The Domino's trial court held that, on the facts before it, Domino's could not be held liable for an alleged sexual harassment incident that occurred at one of Domino's franchised stores. The specific issue in this case was whether Domino's exerted so much control over the franchisee that the franchisor should be deemed a joint employer or liable to the plaintiff employee under a vicarious liability theory. The Domino's California Supreme Court decision was consistent with existing California law, and as one reads both the majority and minority opinions, one can conclude that the justices were arguing not so much about the law, but whether there was a material issue of fact that should have resulted in the case being presented to the jury for determination.

The facts in this case, as presented in the majority opinion, show a carefully designed program by Domino's to stay out of franchisee affairs as they related to employment issues. Had Domino's lost the case, one must ask what else could Domino's have done to escape liability under a claim based on a joint employer theory or a claim of vicarious liability.

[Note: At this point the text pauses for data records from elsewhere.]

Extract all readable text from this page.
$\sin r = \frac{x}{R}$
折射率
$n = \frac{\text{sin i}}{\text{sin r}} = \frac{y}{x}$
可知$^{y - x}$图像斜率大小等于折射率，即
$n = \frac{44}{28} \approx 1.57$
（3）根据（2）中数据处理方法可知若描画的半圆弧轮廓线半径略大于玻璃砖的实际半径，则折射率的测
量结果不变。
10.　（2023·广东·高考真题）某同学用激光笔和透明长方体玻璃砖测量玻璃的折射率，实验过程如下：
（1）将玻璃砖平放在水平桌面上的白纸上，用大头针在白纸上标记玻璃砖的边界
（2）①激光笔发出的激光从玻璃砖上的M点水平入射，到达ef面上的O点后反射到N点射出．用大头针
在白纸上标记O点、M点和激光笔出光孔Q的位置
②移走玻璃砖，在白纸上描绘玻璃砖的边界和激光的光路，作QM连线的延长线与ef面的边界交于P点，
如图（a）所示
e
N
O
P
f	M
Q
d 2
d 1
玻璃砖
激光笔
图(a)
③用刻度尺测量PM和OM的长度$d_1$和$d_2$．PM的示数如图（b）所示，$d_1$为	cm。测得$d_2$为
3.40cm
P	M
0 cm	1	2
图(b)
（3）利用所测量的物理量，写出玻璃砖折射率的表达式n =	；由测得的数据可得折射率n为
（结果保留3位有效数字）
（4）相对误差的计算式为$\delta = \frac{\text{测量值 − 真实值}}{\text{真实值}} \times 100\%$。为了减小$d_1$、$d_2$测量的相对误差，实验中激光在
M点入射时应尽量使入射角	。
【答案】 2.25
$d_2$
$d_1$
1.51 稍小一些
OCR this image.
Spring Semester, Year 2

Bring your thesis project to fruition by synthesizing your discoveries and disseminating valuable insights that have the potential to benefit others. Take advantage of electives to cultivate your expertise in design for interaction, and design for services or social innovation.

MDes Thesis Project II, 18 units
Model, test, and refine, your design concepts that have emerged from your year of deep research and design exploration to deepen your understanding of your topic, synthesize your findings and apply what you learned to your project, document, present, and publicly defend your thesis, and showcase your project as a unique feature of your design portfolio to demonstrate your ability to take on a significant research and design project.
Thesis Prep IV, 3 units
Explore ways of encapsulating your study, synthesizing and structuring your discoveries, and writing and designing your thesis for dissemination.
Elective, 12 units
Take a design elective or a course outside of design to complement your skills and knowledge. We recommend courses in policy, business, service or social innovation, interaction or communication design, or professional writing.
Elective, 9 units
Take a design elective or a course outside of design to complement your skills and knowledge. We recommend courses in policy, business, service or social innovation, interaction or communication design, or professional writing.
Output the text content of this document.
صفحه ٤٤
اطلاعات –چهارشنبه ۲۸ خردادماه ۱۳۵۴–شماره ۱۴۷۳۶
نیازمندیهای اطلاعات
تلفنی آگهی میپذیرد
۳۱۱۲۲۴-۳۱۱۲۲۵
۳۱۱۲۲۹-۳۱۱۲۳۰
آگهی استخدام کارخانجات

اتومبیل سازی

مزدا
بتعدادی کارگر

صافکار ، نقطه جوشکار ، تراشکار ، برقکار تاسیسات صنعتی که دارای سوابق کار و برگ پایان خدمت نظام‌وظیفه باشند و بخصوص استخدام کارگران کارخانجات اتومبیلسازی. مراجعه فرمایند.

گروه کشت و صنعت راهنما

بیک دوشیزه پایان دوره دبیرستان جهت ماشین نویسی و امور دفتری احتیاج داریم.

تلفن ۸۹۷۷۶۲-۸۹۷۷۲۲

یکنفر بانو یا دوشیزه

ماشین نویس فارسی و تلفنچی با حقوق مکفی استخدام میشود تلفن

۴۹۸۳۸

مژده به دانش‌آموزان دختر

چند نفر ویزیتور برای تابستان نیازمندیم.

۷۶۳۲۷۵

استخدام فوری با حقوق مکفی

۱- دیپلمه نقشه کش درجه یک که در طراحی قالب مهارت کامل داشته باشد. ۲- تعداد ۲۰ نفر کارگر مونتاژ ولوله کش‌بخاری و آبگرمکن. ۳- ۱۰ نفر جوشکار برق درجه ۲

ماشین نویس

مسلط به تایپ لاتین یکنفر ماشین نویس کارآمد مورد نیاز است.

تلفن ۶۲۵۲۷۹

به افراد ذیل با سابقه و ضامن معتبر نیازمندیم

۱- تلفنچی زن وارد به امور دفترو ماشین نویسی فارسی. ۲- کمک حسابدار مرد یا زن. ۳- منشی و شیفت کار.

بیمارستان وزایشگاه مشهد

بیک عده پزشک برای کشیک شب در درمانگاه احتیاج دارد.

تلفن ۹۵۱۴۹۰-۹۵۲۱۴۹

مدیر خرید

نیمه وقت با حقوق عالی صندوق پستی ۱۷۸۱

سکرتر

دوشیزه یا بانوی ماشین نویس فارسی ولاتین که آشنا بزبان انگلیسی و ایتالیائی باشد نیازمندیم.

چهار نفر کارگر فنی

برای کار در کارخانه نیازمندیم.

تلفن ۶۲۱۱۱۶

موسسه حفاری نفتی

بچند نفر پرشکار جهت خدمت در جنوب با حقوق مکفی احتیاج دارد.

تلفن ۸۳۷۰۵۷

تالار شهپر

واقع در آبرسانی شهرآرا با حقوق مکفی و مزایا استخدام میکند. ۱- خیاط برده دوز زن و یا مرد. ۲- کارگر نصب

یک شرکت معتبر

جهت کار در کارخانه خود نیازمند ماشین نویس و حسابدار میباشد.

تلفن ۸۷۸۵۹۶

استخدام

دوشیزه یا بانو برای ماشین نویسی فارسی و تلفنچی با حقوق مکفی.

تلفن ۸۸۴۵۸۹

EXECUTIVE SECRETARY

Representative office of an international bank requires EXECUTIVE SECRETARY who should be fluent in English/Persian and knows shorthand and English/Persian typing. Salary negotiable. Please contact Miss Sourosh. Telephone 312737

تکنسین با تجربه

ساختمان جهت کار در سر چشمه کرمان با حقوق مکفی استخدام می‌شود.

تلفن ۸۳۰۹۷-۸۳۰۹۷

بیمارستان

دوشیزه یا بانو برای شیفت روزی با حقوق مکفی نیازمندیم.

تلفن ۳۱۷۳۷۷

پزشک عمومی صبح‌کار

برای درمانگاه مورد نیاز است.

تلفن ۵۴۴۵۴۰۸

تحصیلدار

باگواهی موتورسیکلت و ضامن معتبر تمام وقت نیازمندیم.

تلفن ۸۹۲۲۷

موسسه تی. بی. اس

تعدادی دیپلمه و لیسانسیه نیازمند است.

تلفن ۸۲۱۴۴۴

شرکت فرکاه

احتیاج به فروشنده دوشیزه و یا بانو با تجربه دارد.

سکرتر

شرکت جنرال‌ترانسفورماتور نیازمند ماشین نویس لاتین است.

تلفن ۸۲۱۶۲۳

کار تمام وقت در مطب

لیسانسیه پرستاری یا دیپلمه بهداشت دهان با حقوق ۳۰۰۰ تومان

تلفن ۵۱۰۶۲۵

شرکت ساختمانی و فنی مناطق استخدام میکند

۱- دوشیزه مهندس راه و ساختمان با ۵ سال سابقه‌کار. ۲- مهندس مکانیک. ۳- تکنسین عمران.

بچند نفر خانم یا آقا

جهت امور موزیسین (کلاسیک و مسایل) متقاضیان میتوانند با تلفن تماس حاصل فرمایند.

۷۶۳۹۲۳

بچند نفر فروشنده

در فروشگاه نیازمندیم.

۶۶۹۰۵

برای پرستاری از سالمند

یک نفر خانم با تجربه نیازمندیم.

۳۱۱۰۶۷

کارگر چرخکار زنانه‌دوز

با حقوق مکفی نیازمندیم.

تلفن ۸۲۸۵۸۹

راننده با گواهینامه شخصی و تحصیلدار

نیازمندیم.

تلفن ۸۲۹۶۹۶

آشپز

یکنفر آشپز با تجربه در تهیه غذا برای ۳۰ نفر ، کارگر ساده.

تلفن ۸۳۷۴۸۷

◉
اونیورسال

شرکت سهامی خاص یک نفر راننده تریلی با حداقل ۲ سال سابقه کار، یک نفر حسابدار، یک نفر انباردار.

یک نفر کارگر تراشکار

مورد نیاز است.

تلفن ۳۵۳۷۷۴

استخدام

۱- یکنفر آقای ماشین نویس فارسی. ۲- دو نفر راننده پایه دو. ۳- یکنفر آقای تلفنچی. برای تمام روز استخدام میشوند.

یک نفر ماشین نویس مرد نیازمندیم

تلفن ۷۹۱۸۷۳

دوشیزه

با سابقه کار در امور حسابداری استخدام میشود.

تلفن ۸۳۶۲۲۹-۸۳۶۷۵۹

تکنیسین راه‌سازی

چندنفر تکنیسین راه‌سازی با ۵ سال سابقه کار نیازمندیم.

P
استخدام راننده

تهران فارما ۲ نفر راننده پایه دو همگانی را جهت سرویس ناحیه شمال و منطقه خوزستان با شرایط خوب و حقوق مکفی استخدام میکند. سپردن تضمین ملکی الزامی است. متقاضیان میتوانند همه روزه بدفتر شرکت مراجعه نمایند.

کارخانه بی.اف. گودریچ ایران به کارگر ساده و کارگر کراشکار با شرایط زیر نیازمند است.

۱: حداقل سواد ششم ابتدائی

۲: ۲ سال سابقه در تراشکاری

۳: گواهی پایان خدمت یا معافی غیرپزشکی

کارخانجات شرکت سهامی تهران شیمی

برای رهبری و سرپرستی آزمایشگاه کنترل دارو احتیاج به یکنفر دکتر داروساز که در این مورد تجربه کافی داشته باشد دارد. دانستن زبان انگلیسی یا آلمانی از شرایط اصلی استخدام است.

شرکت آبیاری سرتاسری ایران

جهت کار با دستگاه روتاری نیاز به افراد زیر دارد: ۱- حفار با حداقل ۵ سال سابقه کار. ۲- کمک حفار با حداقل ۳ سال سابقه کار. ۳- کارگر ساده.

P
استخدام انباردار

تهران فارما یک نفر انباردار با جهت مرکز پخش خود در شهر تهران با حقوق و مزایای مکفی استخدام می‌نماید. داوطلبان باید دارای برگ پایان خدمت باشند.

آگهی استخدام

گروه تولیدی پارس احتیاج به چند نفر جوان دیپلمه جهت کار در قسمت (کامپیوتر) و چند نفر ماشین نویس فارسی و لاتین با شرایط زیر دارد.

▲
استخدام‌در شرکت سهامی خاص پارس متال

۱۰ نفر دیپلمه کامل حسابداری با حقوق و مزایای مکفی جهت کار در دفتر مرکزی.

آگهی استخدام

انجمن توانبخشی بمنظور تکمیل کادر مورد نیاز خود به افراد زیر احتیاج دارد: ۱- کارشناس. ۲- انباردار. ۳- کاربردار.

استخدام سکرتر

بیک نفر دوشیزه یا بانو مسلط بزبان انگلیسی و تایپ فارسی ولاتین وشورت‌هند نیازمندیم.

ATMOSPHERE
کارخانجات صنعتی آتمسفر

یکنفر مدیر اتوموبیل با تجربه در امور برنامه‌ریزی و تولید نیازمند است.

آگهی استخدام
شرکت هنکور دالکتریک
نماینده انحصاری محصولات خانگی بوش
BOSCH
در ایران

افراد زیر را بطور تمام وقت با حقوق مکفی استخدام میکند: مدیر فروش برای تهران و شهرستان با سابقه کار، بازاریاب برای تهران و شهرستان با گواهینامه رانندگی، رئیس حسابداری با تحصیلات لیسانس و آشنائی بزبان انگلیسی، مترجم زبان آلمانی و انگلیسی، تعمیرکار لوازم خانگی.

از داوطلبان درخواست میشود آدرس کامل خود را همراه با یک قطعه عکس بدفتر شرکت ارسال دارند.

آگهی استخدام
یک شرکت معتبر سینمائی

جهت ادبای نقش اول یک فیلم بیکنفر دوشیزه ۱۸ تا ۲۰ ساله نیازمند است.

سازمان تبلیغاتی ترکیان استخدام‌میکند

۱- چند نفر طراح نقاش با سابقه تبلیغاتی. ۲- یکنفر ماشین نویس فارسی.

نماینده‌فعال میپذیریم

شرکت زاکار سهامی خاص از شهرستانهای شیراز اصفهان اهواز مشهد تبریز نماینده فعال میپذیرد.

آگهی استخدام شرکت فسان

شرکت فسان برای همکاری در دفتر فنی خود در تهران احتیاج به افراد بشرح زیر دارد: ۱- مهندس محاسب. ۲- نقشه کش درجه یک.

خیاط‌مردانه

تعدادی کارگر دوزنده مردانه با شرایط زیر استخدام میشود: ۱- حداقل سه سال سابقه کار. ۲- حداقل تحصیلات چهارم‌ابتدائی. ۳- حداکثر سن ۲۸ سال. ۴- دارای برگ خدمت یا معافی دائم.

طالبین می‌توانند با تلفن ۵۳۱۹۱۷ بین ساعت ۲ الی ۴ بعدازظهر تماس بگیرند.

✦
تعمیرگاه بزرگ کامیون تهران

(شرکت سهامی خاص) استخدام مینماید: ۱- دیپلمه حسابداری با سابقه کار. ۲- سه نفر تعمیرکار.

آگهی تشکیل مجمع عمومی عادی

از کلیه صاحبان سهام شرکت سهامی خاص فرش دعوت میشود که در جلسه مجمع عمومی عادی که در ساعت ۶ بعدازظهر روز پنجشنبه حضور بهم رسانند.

One aspect of the Domino's decision that is of particular intrigue goes back to the issue of brand protection, as mentioned above. Would it have been better for the franchisor to exert less control over its franchisees and reduce the risk of a joint employer/ vicarious liability claim? Or should the franchisor have asserted more control over franchisee employees in order to protect the brand, even though the franchisor might be more likely to be given joint employer classification and be subject to a vicarious liability claim?

Domino's almost became caught in this dilemma a few years ago after an employee of a franchisee made a video showing him putting a foreign object on a pizza and posted the video on the Internet. In this case, the franchisee took the correct step and, to my recollection, terminated the employee. But what if the franchisee, for whatever reason, decided not to do so, and Domino's consequently terminated the franchisee and the employee? Domino's might have been sued for wrongful termination, but presumably (1) it would have insurance that would have paid for all or a portion of the costs to defend the suit and any resulting liability, plus (2) the franchisor could always rely on its indemnification rights against the franchisee if the claim were asserted against Domino's by the employee of its franchisee. There is no happy solution for everyone in this situation, but in the foreign-item-on-the-pizza scenario, risking the lawsuit by the franchisee or its employee and taking the steps necessary to protect the brand might have been the preferred option. The damage would have been done once the video had been posted, but at least Domino's could face the public and say that this type of behavior would not be tolerated. Lawsuits are often not the best way to vindicate wrongs.

Conclusion

Theories of joint employer liability and vicarious liability are no newcomers to the judicial setting, where they are now causing even more havoc. An employee in one setting might not be an employee under the same set of facts where another type of legal claim is being disputed. Similarly, control might have different thresholds in various circumstances in order to impose liability on the franchisor. It is not surprising how difficult it is to predict the outcome of litigation relating to these claims, as we have seen in the past. Unfortunately, it is likely that it will be equally or even more difficult to predict the outcome of franchise employment related suits in the future.

Endnotes:

1. See LJL Transp. v. Pilot Air Freight Corp., 962 A.2d 639 (Pa. 2009) (Jan. 22, 2009).

2. No. 6:13-CV-953-Orl-36GJK, Giuffre Hyundai v. Hyundai Motor Am., 756 F.3d 204 (2d Cir. 2014).

3. Broussard v. Meineke Disc. Mufflers Shops, 155 F.3d 331 (4th. Cir. 1998).

4. See Awuah v. Coverall N. Am., 707 F.Supp.2d 80 (D. Mass. 2010), and 740 F.Supp.2d 240 (D. Mass. 2010). See also Coverall N. Am., Inc. v. Comm'r of The Div. of Unemployment Assistance, 957 N.E. 2d 1083 (Mass. 2006), Bus. Franchise Guide ¶13,491 (Mass. Dec. 12, 2006).

5. Naik v. 7-Eleven, Bus. Franchise Guide ¶15,332 (D.N.J. Aug. 5, 2014).

6 . No. S204543, 2014 WL 4236175 (Cal. Aug. 28, 2014).

Rupert M. Barkoff is chairman of the franchise team in Kilpatrick Townsend & Stockton's Atlanta office.